To realize such a future, Hamas must be destroyed with no hope of resurgence. How Israel goes about that task does matter. It must follow international law and maintain foreign and domestic support if it is to sustain its war effort. At this point, however, Israel is losing the public relations battle. It has failed to communicate consistently how its day-to-day operations were linked to its strategic goals. All the world sees are reports of an ever-climbing civilian casualty count and images of vast destruction, without reference to how the fight against Hamas is progressing or how similar urban battles have proceeded in the past.
Israel must show that it has a political plan to follow its military achievements.

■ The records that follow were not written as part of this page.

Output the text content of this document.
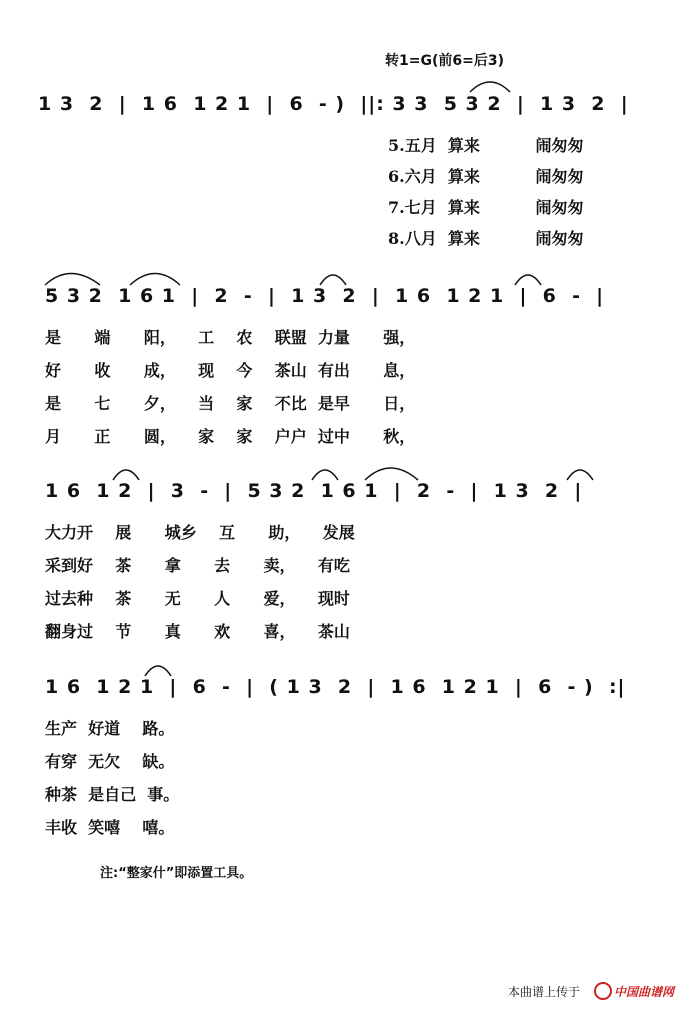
转1=G(前6=后3)
1 3  2  |  1 6  1 2 1  |  6  - )  ||: 3 3  5 3 2  |  1 3  2  |
5.五月  算来          闹匆匆
6.六月  算来          闹匆匆
7.七月  算来          闹匆匆
8.八月  算来          闹匆匆
5 3 2  1 6 1  |  2  -  |  1 3  2  |  1 6  1 2 1  |  6  -  |
是      端      阳，    工    农    联盟  力量      强，
好      收      成，    现    今    茶山  有出      息，
是      七      夕，    当    家    不比  是早      日，
月      正      圆，    家    家    户户  过中      秋，
1 6  1 2  |  3  -  |  5 3 2  1 6 1  |  2  -  |  1 3  2  |
大力开    展      城乡    互      助，    发展
采到好    茶      拿      去      卖，    有吃
过去种    茶      无      人      爱，    现时
翻身过    节      真      欢      喜，    茶山
1 6  1 2 1  |  6  -  |  ( 1 3  2  |  1 6  1 2 1  |  6  - )  :|
生产  好道    路。
有穿  无欠    缺。
种茶  是自己  事。
丰收  笑嘻    嘻。
注:“整家什”即添置工具。
本曲谱上传于	中国曲谱网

No previous example is exactly like Israel’s operation today in terms of the number of Hamas combatants embedded in populated urban areas, the tactics Hamas uses, or the vast bunker and tunnel complexes at its disposal. But a few battles are comparable. In the 2016–17 Battle of Mosul, more than 10,000 civilians died in a campaign by U.S. and Iraqi forces to liberate the city from around 4,000 Islamic State fighters, a civilian-to-combatant death ratio of roughly 2.5 to 1. In the 1945 Battle of Manila, the U.S. military operation led to the death of 100,000 civilians to rout 17,000 Japanese defenders, for a ratio of nearly 6 to 1. Figures are less reliable in other battles, such as the 1950 Second Battle of Seoul, urban fighting during the 1999–2009 Second Chechen War, or Russia’s more recent attack of Mariupol. But the civilian-to-combatant death ratio for Israel’s operation in Gaza today, typically estimated between 1 to 1 and 3 to 1, is at the lower end of the historical range.

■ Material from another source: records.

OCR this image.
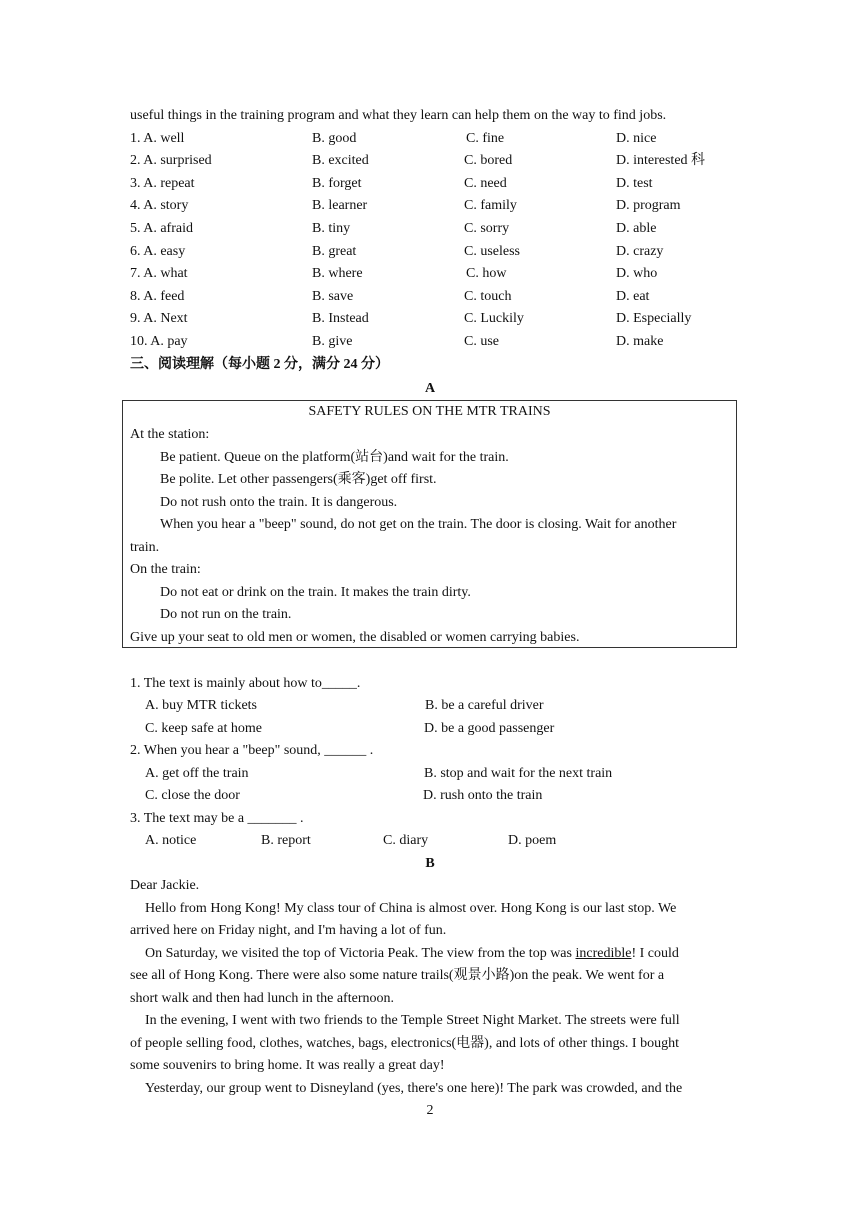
useful things in the training program and what they learn can help them on the way to find jobs.
1. A. well	B. good	C. fine	D. nice
2. A. surprised	B. excited	C. bored	D. interested 科
3. A. repeat	B. forget	C. need	D. test
4. A. story	B. learner	C. family	D. program
5. A. afraid	B. tiny	C. sorry	D. able
6. A. easy	B. great	C. useless	D. crazy
7. A. what	B. where	C. how	D. who
8. A. feed	B. save	C. touch	D. eat
9. A. Next	B. Instead	C. Luckily	D. Especially
10. A. pay	B. give	C. use	D. make
三、阅读理解（每小题 2 分，满分 24 分）
A
SAFETY RULES ON THE MTR TRAINS
At the station:
Be patient. Queue on the platform(站台)and wait for the train.
Be polite. Let other passengers(乘客)get off first.
Do not rush onto the train. It is dangerous.
When you hear a "beep" sound, do not get on the train. The door is closing. Wait for another
train.
On the train:
Do not eat or drink on the train. It makes the train dirty.
Do not run on the train.
Give up your seat to old men or women, the disabled or women carrying babies.
1. The text is mainly about how to_____.
A. buy MTR tickets	B. be a careful driver
C. keep safe at home	D. be a good passenger
2. When you hear a "beep" sound, ______ .
A. get off the train	B. stop and wait for the next train
C. close the door	D. rush onto the train
3. The text may be a _______ .
A. notice	B. report	C. diary	D. poem
B
Dear Jackie.
Hello from Hong Kong! My class tour of China is almost over. Hong Kong is our last stop. We
arrived here on Friday night, and I'm having a lot of fun.
On Saturday, we visited the top of Victoria Peak. The view from the top was incredible! I could
see all of Hong Kong. There were also some nature trails(观景小路)on the peak. We went for a
short walk and then had lunch in the afternoon.
In the evening, I went with two friends to the Temple Street Night Market. The streets were full
of people selling food, clothes, watches, bags, electronics(电器), and lots of other things. I bought
some souvenirs to bring home. It was really a great day!
Yesterday, our group went to Disneyland (yes, there's one here)! The park was crowded, and the
2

Neutralizing Hamas and securing a new governing authority in Gaza may be Israel’s best chance at recovering its damaged global reputation. Israel must now show it has a plan to reach that outcome. Wars have been lost when the governments that enter a conflict, their populations, and their allies do not understand the strategy, tactics, and timelines for achieving their goals. Sun Tzu’s maxim still applies: “Strategy without tactics is the slowest route to victory, while tactics without strategy is the noise before defeat.” Today, the world mostly sees Israel’s tactics, reported through the lens of civilian casualties. But to win, Israel needs to emphasize its strategy. It must consolidate the gains it has made against Hamas by pushing forward a political solution. If Israel cannot fully remove Hamas from power, demilitarize the strip, and back a new authority in Gaza, then Hamas will likely reconstitute itself and fight another day. That result would be no victory for Israel or for the region. Israel must therefore take advantage of the present moment, when it has the upper hand and Hamas is on the run.